A blow delivered against the British imperialist bourgeoisie in Ireland is a hundred times more significant than a blow of equal weight in Africa or Asia. The dialectics of history are such that small nations, powerless as an independent factor in the struggle against imperialism, play a part as one of the ferments, one of the bacilli, which facilitate the entry into the area of the real power against imperialism, namely the socialist proletariat. . . The misfortune of the Irish is that they rose prematurely, when the European revolt of the proletariat had not yet matured.
Lenin's acute analysis of 1916 was penned in October of that year, rejecting accounts of the Rising as a putsch in continental socialist and mainstream papers. Lenin fundamentally disagreed, arguing that Irish nationalism enjoyed widespread popular support in its struggle against British imperial power and its strategic closeness to the centres of that power gave it an additional leverage. He went on to say "capitalism is not so harmoniously built that the various springs of rebellion can of themselves merge at one effort without reverses and defeats".
James Connolly agreed with Lenin.

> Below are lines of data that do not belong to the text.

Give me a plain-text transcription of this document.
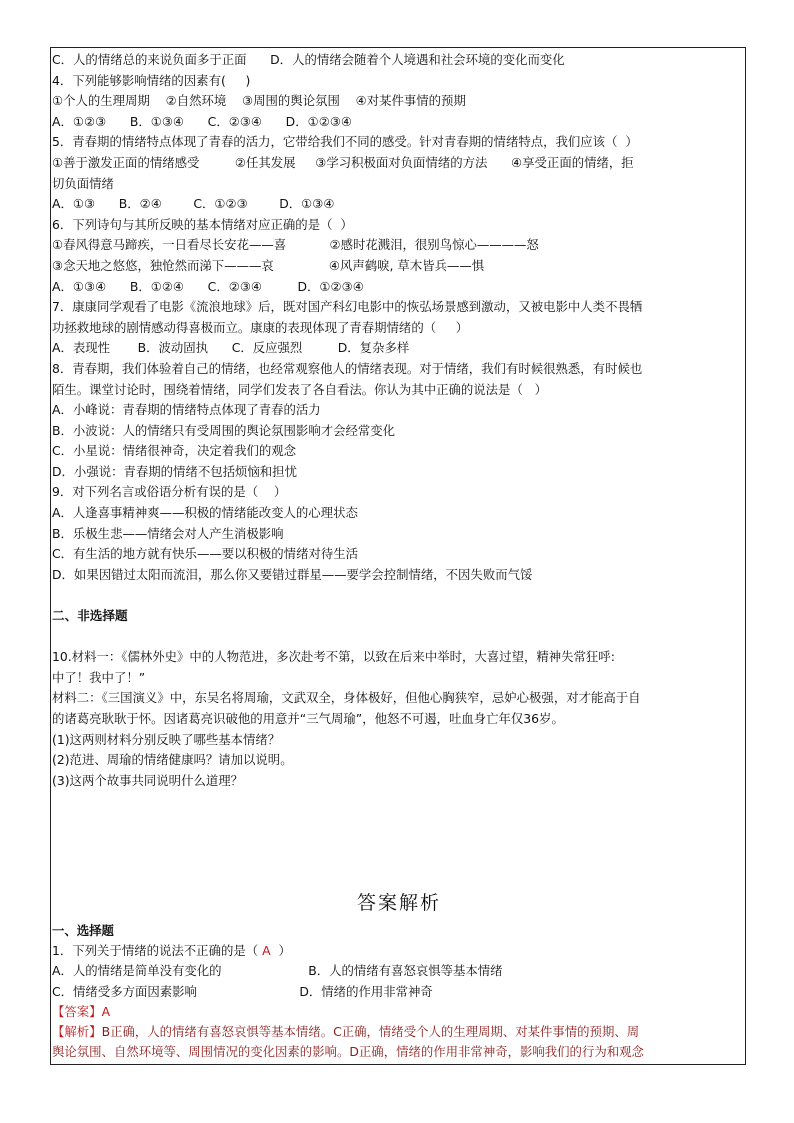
C．人的情绪总的来说负面多于正面      D．人的情绪会随着个人境遇和社会环境的变化而变化
4．下列能够影响情绪的因素有(     )
①个人的生理周期    ②自然环境    ③周围的舆论氛围    ④对某件事情的预期
A．①②③      B．①③④      C．②③④      D．①②③④
5．青春期的情绪特点体现了青春的活力，它带给我们不同的感受。针对青春期的情绪特点，我们应该（  ）
①善于激发正面的情绪感受         ②任其发展     ③学习积极面对负面情绪的方法      ④享受正面的情绪，拒
切负面情绪
A．①③      B．②④        C．①②③        D．①③④
6．下列诗句与其所反映的基本情绪对应正确的是（  ）
①春风得意马蹄疾，一日看尽长安花——喜           ②感时花溅泪，很别鸟惊心————怒
③念天地之悠悠，独怆然而涕下———哀              ④风声鹤唳, 草木皆兵——惧
A．①③④      B．①②④      C．②③④         D．①②③④
7．康康同学观看了电影《流浪地球》后，既对国产科幻电影中的恢弘场景感到激动，又被电影中人类不畏牺
功拯救地球的剧情感动得喜极而立。康康的表现体现了青春期情绪的（     ）
A．表现性       B．波动固执      C．反应强烈         D．复杂多样
8．青春期，我们体验着自己的情绪，也经常观察他人的情绪表现。对于情绪，我们有时候很熟悉，有时候也
陌生。课堂讨论时，围绕着情绪，同学们发表了各自看法。你认为其中正确的说法是（   ）
A．小峰说：青春期的情绪特点体现了青春的活力
B．小波说：人的情绪只有受周围的舆论氛围影响才会经常变化
C．小星说：情绪很神奇，决定着我们的观念
D．小强说：青春期的情绪不包括烦恼和担忧
9．对下列名言或俗语分析有误的是（    ）
A．人逢喜事精神爽——积极的情绪能改变人的心理状态
B．乐极生悲——情绪会对人产生消极影响
C．有生活的地方就有快乐——要以积极的情绪对待生活
D．如果因错过太阳而流泪，那么你又要错过群星——要学会控制情绪，不因失败而气馁
二、非选择题
10.材料一：《儒林外史》中的人物范进，多次赴考不第，以致在后来中举时，大喜过望，精神失常狂呼:
中了！我中了！”
材料二：《三国演义》中，东吴名将周瑜，文武双全，身体极好，但他心胸狭窄，忌妒心极强，对才能高于自
的诸葛亮耿耿于怀。因诸葛亮识破他的用意并“三气周瑜”，他怒不可遏，吐血身亡年仅36岁。
(1)这两则材料分别反映了哪些基本情绪？
(2)范进、周瑜的情绪健康吗？请加以说明。
(3)这两个故事共同说明什么道理？
答案解析
一、选择题
1．下列关于情绪的说法不正确的是（ A  ）
A．人的情绪是简单没有变化的                      B．人的情绪有喜怒哀惧等基本情绪
C．情绪受多方面因素影响                          D．情绪的作用非常神奇
【答案】A
【解析】B正确，人的情绪有喜怒哀惧等基本情绪。C正确，情绪受个人的生理周期、对某件事情的预期、周
舆论氛围、自然环境等、周围情况的变化因素的影响。D正确，情绪的作用非常神奇，影响我们的行为和观念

In his article "What is our programme?" published in January 1916 he argued that "the 'far flung battle line' of England is weakest at the point nearest its heart; that Ireland is in that position of tactical advantage; that a defeat of England in India, Egypt, the Balkans or Flanders would not be so dangerous to the British Empire as any conflict of armed forces in Ireland..." He anticipated a crisis over conscription in which the Irish Volunteers would have to choose to accept or resist its imposition on Ireland.
Quoting this passage from Lenin in this newspaper in 1966, Conor Cruise O'Brien took up Lenin's argument that 1916 was premature. What if the Rising had happened two years later in 1918, when the conscription crisis actually materialised? An insurrection then would have had more widespread support, its suppression might have sparked mutinies by Irish troops on the western front with Germany, perhaps affecting French and German ones as well. In that case Lenin's proletarian revolution in developed Europe might have been sparked in that fateful year after the Russian revolution.
Such counterfactual speculation "helps us to reconstruct the possible universe which great men strove to bring into being", O'Brien wrote. Most important, it puts 1916 into its proper international context as a huge stimulus of political change in Europe and the world. Arguably its alternative history is wrong, as Joe Lee puts it in his influential book Ireland 1912-1985, Politics and Society [ITALS TITLE]. An equally plausible scenario would have a 1918 insurrection crushed far more ruthlessly than in 1916, perhaps leading to a German victory in the war with much more dangerous consequences for Russia itself.
That political change was not confined to socialist revolutions in the years after 1916. Compared to 1966 we are hearing more in 2016 about the Rising's international consequences, notably on the empires which caused that war. In Ireland we tend to concentrate most on the British imperial fallout, whether in India, Egypt, Australia or South Africa, all of which feature in recent historical research.
The German, Russian Austro-Hungarian empires collapsed after that European war, even if the British one survived for another generation. The Irish Rebellion which gave rise to the Irish Free State in 1922 in due course influenced the emergence of the smaller European democracies carved out of those empires in the 1920s and 1930s, in the Balkans, Baltics and central Europe.
The honourable leadership role Ireland played in the League of Nations is highlighted in a new book by Gerard Keown, First of the New Nations. It deals especially with Poland and the emergence of Irish foreign policy norms on the role of small states as honest brokers and international good citizens. Ronan Fanning's biography of De Valera concludes that his world stature as a great statesman is shown by his presidency of that body. The central and eastern European setting, with its problems of national minorities, nationalising states and external national homelands was obscured during the Cold War and has been gradually revealed as similar to Ireland's by successive enlargements of the European Union since 1995 and 2004.
Ireland’s influence on British imperial history through constitutional and diplomatic expansion of dominion status in the 1920s and growth beyond it in subsequent decades is better known and equally traceable to the anti-imperial rebellion of 1916.